Ce coût ne comprend pas :

- les gares souterraines de Viroflay : 10 millions d'euros en 2006 ; ces gares ont été retirées de l'estimation initiale à cause de la complexité de leur conception.

- le matériel roulant : estimation de plus de 100 millions d'euros (c'est l'omerta sur ce sujet, l'appel d'offre n'est toujours pas attribué par la RATP)

Les déviations de réseau : c'est le consommateur du téléphone, d'eau, de gaz, d'électricité qui paye (c'est bien pratique pour masquer les coûts).

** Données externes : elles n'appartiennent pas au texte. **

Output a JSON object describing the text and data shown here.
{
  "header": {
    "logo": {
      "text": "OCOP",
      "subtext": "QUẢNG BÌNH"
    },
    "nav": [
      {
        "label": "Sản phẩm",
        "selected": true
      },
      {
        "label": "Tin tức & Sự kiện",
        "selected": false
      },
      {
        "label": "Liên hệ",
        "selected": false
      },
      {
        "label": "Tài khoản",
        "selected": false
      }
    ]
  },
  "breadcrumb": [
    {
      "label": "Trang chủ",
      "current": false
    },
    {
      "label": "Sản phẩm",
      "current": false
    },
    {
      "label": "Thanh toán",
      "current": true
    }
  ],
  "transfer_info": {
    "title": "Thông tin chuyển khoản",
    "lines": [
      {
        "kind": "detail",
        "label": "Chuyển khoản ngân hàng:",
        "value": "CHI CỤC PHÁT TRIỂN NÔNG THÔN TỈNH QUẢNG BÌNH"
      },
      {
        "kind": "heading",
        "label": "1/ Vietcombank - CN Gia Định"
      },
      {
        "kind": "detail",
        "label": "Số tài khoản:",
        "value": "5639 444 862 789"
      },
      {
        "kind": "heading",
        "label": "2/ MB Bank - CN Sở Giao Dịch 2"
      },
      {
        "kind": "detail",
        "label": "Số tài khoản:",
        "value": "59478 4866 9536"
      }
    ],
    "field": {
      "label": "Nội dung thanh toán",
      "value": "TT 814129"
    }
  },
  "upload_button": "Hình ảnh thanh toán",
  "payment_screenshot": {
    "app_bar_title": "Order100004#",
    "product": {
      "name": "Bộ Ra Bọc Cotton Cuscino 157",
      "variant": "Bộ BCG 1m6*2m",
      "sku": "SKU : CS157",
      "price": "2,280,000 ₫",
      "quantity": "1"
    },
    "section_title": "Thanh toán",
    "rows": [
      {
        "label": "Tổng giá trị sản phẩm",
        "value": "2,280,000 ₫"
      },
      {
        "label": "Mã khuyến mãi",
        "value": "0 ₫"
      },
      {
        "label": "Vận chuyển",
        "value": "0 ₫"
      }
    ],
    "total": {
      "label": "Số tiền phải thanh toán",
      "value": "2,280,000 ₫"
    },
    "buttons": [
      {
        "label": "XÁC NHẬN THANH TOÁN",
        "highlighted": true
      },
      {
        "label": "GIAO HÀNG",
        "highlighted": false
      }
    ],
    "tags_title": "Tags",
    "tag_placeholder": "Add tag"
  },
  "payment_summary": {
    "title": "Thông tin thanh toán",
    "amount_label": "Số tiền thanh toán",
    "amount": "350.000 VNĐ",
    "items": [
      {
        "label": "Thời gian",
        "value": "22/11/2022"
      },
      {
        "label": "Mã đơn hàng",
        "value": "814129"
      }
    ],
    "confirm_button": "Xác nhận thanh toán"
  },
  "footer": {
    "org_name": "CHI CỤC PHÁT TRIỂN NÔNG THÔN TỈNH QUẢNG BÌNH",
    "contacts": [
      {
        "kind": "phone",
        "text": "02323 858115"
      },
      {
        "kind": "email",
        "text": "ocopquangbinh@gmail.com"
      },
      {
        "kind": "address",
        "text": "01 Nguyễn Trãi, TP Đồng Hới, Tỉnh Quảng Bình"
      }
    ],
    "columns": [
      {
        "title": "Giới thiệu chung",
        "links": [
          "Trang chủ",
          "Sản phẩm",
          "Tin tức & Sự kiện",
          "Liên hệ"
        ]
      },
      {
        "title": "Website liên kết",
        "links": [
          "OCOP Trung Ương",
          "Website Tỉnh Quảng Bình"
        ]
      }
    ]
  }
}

- Déviation des canalisation du SEDIF (eau potable)  : 26 millions d'euros

- Déviation des tuyaux de gaz et de l'électricité : encore inconnu

- Déviation des réseaux d'assainissement : plusieurs dizaines de millions d'euros

- Déviation des autres réseaux : encore inconnu

- coût d'aménagements annexes à la charge des communes : encore inconnu

- Dérapage du coût du tunnel : inconnu. Il présente des problèmes de sécurité.

Le coût final pour l'usager et le contribuable va dépasser les 600 millions d'euros.

Le coût d'exploitation est également inconnu. A Clermont-Ferrand où le même système est utilisé, c'est secret défense, mais il semble que cela soit très cher et que cela entraîne quelques problèmes budgétaires.

La commission permanente du Conseil régional va-t-elle voter le 18 septembre la poursuite d'un financement d'un projet dont elle ne connaît pas ni coût global ni le coût final ?

Depuis le début de ce projet on nous présente un projet tronqué. Le choix du Translohr a été fait en toute opacité et il y a de grandes chances que le projet soit stoppé pour illégalité de la procédure par la cour de justice des communautés européennes.

Il existe des solutions beaucoup moins chères qui sont encore réalisables : le bus en site propre à haut niveau de service, solution qui assure une continuité jusqu'à la porte d'Orléans et compatible avec toutes les options futures.

Il est encore temps de réorienter le projet.